To me, the GT200's healthy complement of ROP partitions is the most welcome development of all because, especially on Nvidia's GPUs, the ROP hardware plays a big role in antialiasing performance. Lots of ROP capacity means better frame rates with higher levels of antialiasing, which is always a good thing.

Another thing the wealth of ROP partitions provides is an ample path to memory, 512 bits in all. That kind of external bandwidth means the GT200 has to have lots of traces running from the GPU to memory and lots of space on the chip dedicated to I/O pads, and some folks have questioned the wisdom of such things.

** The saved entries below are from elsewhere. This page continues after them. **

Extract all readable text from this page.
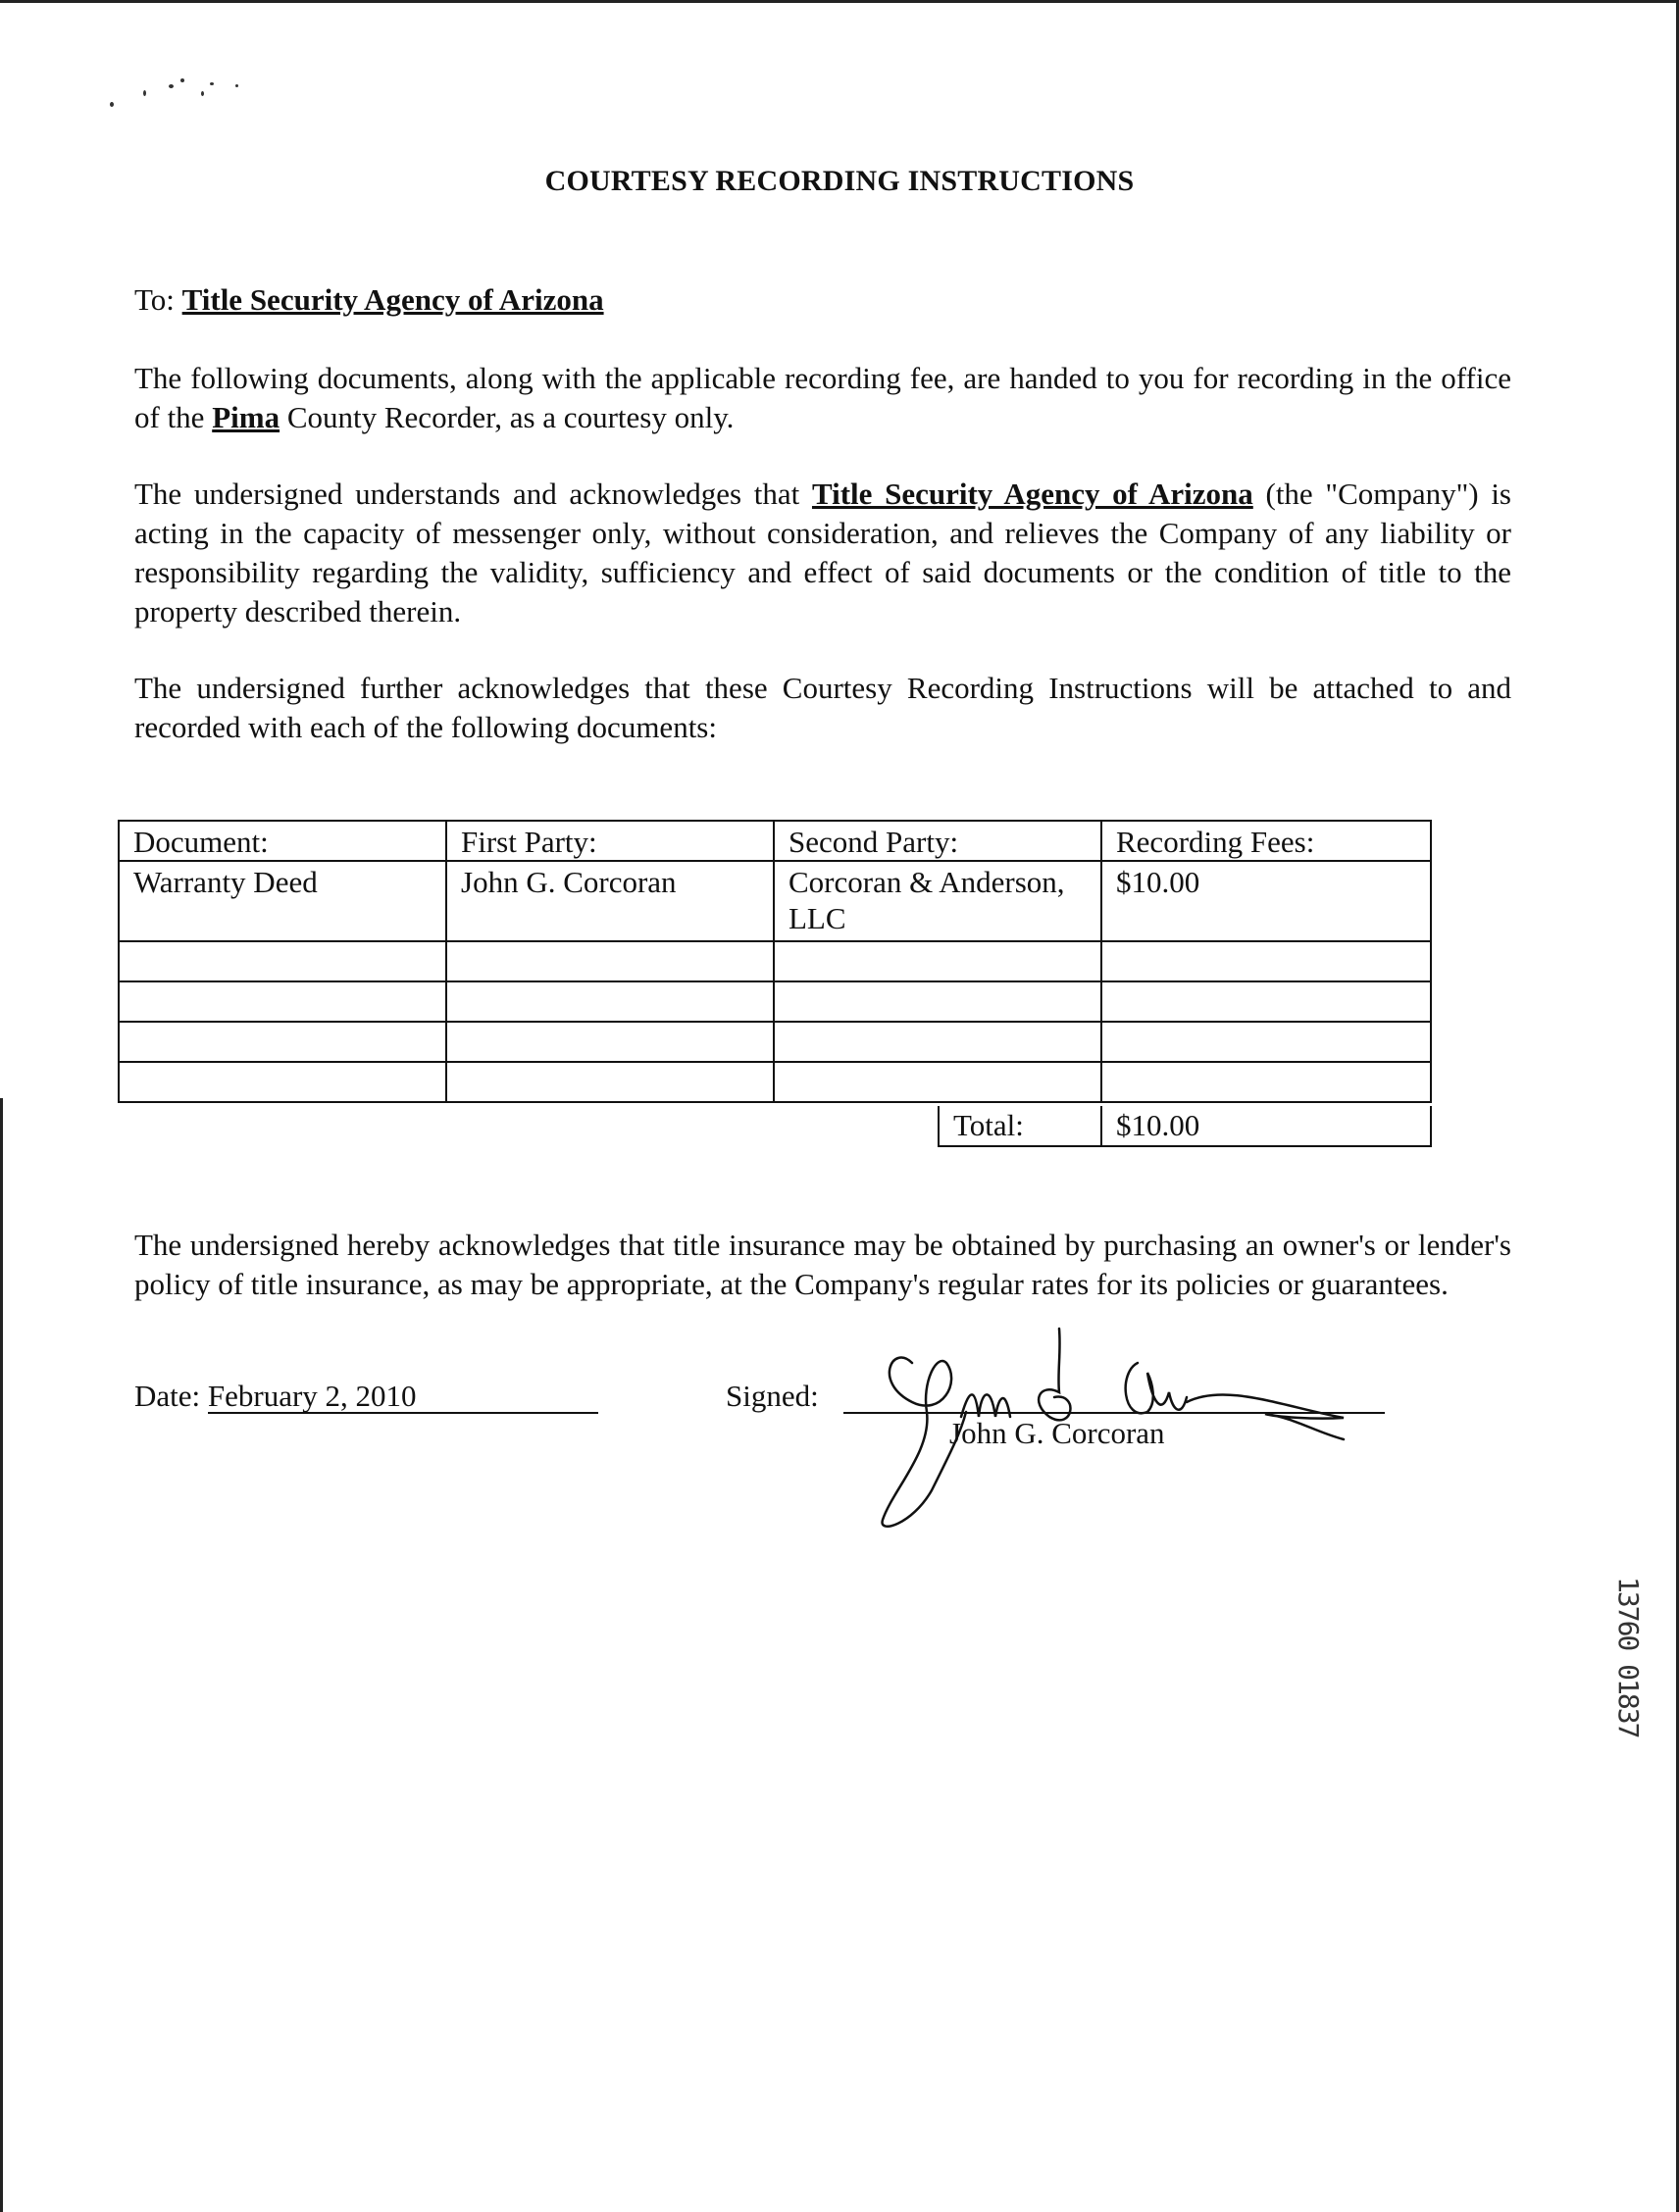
COURTESY RECORDING INSTRUCTIONS
To: Title Security Agency of Arizona
The following documents, along with the applicable recording fee, are handed to you for recording in the office of the Pima County Recorder, as a courtesy only.
The undersigned understands and acknowledges that Title Security Agency of Arizona (the "Company") is acting in the capacity of messenger only, without consideration, and relieves the Company of any liability or responsibility regarding the validity, sufficiency and effect of said documents or the condition of title to the property described therein.
The undersigned further acknowledges that these Courtesy Recording Instructions will be attached to and recorded with each of the following documents:
Document:	First Party:	Second Party:	Recording Fees:
Warranty Deed	John G. Corcoran	Corcoran & Anderson, LLC	$10.00

Total:	$10.00
The undersigned hereby acknowledges that title insurance may be obtained by purchasing an owner's or lender's policy of title insurance, as may be appropriate, at the Company's regular rates for its policies or guarantees.
Date: February 2, 2010	Signed:
John G. Corcoran
13760 01837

After all, the last example we have of a GPU with a 512-bit interface is the Radeon HD 2900 XT, and it turned out to be awfully large for the performance it delivered. Nvidia insists the primary limiter of the GT200's size is its shader cores and says the I/O pads are roughly balanced to this. Although the GT200 sticks with tried-and-true GDDR3 memory, it's capable of supporting GDDR4 memory types, as well—not that it may ever be necessary. The GTX 280's whopping 142 GB/s of bandwidth outdoes anything we've seen to date, even the dual-GPU cards.

Speaking of bandwidth, we've found that synthetic tests of pixel fill rate tend to be limited more by memory bandwidth that anything else. That seems to be the case here, since none of the cards reach anything close to a theoretical peak and the top four finish in order of memory bandwidth.

The texturing results prove to be more interesting, in part because the numbers and units don't correspond to these GPUs' abilities at all. They're typically a little more than ten times the theoretical peak. I've looked at FutureMark's whitepaper and even inquired directly with them about what's going on here, but I haven't yet received an answer. The results do appear to make sense for what this is: a relative comparison of FP16 texel fill rate.

RightMark's fill rate test uses integer texture formats, so it's a little different. Here, the GTX 280's texel throughput essentially doubles that of the GeForce 8800 GTX. The GT200's more efficient scheduling does seem to be helping a little bit, as well; the GTX 260 matches the GeForce 9800 GTX, despite having a slightly lower theoretical peak.